Earlier this month, a dozen faculty and staff members at Wake Forest University received threatening emails from an anonymous sender.
As a result, some faculty and students said they felt unsafe on campus and unhappy with the way the administration handled the situation, reports Triad City Beat. Nearly three weeks later, those feelings have not gone away.
On Sept. 10, 11 and 12, emails were sent to members in the university’s sociology department, the gender and sexuality studies department, the office of diversity and inclusion, the LGBTQ+ Center and the Intercultural Center.
The emails were “intentionally inflammatory, using racist, homophobic, anti-Semitic and discriminatory language. The wording of the email was intentionally intimidating, and threatening, though no direct and specific threat was made,” recipients of the emails explained.
Several sociology professors decided to cancel classes following the emails.
Chair of the sociology department Joseph Soares explained how the emails seemed to be catered toward individual recipients based on the language used in each email. While specific names weren’t used, the emails used indicators such as race or ethnicity to target recipients.
“Seven people who work in our department were singled out for a hate email that praised the white male founding fathers, dismissed our undergraduates with ugly vile language, and called for our land to be ‘purged’ of people of color and members of the LGBTQ+ community,” Soares wrote.
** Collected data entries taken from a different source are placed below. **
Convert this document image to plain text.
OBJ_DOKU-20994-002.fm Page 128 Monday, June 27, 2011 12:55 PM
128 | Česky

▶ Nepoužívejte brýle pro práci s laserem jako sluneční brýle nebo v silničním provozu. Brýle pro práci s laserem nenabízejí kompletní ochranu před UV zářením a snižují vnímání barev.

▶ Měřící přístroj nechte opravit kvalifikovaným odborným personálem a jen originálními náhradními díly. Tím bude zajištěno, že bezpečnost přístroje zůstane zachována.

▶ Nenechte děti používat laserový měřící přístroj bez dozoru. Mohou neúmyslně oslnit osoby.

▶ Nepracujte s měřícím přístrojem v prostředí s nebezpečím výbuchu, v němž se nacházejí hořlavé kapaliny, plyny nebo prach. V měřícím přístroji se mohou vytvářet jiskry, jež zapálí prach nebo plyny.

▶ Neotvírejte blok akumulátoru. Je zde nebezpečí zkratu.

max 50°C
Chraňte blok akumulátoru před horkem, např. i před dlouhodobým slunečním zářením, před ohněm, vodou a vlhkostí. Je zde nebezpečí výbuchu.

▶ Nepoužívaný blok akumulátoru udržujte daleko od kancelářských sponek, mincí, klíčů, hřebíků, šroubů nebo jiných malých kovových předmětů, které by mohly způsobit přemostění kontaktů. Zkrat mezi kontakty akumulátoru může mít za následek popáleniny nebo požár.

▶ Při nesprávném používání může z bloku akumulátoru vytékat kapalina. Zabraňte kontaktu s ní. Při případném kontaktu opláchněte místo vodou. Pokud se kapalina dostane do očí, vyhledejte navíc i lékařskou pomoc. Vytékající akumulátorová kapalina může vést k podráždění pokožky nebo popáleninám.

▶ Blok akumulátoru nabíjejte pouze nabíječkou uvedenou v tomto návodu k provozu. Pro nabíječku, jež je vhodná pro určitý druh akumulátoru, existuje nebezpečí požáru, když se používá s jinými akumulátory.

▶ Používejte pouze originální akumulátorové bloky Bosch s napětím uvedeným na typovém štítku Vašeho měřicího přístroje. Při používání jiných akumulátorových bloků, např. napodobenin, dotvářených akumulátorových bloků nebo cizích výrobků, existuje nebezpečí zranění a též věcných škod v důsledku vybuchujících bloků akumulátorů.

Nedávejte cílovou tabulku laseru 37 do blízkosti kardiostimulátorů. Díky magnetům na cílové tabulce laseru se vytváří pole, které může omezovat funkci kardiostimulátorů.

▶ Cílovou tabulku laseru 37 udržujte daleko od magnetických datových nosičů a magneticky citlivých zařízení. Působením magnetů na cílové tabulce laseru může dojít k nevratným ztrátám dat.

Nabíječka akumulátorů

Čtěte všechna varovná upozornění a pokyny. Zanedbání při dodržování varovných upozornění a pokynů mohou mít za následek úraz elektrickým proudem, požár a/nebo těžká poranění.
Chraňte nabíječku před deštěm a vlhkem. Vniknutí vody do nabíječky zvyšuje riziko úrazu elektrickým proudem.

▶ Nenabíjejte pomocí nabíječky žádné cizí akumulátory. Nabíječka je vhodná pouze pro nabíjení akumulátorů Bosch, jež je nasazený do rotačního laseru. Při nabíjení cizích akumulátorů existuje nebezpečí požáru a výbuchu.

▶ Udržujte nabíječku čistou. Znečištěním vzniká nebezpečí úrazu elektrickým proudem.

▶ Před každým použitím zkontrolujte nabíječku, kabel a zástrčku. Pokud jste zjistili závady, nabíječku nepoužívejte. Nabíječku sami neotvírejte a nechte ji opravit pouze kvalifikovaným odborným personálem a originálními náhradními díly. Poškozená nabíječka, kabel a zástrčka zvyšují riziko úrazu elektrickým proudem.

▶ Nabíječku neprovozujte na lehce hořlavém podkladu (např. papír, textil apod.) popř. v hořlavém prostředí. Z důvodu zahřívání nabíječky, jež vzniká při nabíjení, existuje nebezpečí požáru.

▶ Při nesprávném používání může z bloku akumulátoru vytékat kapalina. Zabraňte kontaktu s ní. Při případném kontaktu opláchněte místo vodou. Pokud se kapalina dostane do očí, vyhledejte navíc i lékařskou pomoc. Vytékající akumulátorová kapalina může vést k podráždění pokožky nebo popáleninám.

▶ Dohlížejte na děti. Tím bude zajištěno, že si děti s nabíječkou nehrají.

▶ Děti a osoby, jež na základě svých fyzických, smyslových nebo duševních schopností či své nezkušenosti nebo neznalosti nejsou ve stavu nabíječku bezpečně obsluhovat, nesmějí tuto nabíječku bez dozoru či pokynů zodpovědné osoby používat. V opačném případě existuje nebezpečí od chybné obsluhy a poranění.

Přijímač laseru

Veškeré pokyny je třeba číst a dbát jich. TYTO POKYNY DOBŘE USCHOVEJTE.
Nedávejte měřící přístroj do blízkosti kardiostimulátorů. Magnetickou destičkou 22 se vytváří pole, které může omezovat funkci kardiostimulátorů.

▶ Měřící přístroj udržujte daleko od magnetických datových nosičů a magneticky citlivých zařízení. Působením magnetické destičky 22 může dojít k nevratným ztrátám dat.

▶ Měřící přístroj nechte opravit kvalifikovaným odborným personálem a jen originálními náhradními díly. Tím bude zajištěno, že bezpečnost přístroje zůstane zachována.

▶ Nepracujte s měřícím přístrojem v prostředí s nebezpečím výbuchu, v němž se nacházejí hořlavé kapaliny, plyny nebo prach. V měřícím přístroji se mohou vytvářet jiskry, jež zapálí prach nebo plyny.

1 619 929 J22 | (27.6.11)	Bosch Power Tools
Soares added that he believes the perpetrator is someone who is familiar with the sociology department, not “some random person in front of a computer.”
The sociology department demanded a letter from Wake Forest President Nathan Hatch disapproving the emails, along with the lack of security and encourage communication with recipients of the email and being open with students regarding the situation.
On Sept. 17, campus police sent out an email, stating “the wording of the emails was intentionally intimidating and threatening, though no direct and specific threat was made. At this time, we have had no reports of any students receiving similar emails, and no further emails have been reported since the original twelve.”
The email went on to explain how the university increased police and security presence around the impacted office buildings. The investigation is still active and police assured they would share updates as they come.
On Sept. 19, President Hatch sent out a message to the Wake Forest community saying “faculty and staff have worked to protect everyone on [their] campus while striving to preserve the integrity of the investigation.”
He added “law enforcement and national threat assessment experts — including the FBI’s leading experts on domestic terrorism, white nationalism, and hate crimes.”